Изменить стиль страницы

В нэпмановской Москве пышно расцветало эстрадное искусство во всем его многообразии. Представители разговорного жанра: салонные куплетисты – во фраках и смокингах и черных лакированных ботинках, куплетисты-«босяки» – в костюмах из мелких кусочков разноцветных тряпок, в ботинках с двойными подошвами, для удобства «сбацать» чечетку со звуковым эффектом как будто клацающих кастаньет – наводнили эстраду. Авторы злободневных политических фельетонов не очень считались с литературной этикой.
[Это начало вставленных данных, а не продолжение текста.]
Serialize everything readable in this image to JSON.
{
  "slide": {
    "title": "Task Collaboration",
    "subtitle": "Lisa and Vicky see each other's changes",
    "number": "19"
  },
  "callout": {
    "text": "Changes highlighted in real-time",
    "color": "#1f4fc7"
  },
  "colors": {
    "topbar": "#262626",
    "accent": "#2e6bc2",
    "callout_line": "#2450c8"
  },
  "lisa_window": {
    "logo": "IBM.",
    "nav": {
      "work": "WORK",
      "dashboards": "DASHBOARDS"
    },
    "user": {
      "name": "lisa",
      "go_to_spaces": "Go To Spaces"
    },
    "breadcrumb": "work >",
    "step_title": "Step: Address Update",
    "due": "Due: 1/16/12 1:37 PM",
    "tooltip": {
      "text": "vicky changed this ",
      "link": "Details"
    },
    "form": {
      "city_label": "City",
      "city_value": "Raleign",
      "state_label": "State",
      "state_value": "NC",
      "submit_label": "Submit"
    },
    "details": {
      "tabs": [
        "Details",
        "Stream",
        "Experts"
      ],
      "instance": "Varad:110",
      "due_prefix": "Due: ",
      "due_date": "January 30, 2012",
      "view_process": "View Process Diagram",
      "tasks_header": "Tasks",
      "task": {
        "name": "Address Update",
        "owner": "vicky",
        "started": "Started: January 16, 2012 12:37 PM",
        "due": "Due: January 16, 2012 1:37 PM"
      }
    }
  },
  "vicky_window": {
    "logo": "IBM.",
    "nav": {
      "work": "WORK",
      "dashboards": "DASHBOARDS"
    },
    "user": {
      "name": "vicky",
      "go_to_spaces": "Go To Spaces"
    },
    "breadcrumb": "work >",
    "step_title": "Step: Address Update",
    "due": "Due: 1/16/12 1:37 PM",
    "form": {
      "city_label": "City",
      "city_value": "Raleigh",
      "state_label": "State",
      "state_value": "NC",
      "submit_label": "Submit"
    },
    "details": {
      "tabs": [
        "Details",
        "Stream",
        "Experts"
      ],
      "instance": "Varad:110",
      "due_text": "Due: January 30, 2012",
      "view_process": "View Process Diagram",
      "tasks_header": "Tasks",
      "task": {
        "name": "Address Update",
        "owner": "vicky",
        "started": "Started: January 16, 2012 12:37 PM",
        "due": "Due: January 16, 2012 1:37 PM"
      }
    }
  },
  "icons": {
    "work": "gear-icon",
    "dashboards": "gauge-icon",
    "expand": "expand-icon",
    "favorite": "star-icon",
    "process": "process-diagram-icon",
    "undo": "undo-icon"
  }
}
На исторический ультиматум английского премьера лорда Керзона эстрадная пара разговорников отвечала рефреном: «Ульти, к делу мы пришили, матом будем отвечать»… Не претендовали на тонкий юмор и поборники за чистоту служебной морали, потчуя публику припевом: «Мы руки взятками свои не замарали, когда мы брали, то перчатки одевали…» и так далее и тому подобное.

Все это декламировалось, пелось, плясалось на небольших подмостках, начиная от пивных «Левенбрей», Корнеева и Горшанова и кончая открытыми площадками, сколоченными на Тверском, Цветном или Чистопрудном бульварах.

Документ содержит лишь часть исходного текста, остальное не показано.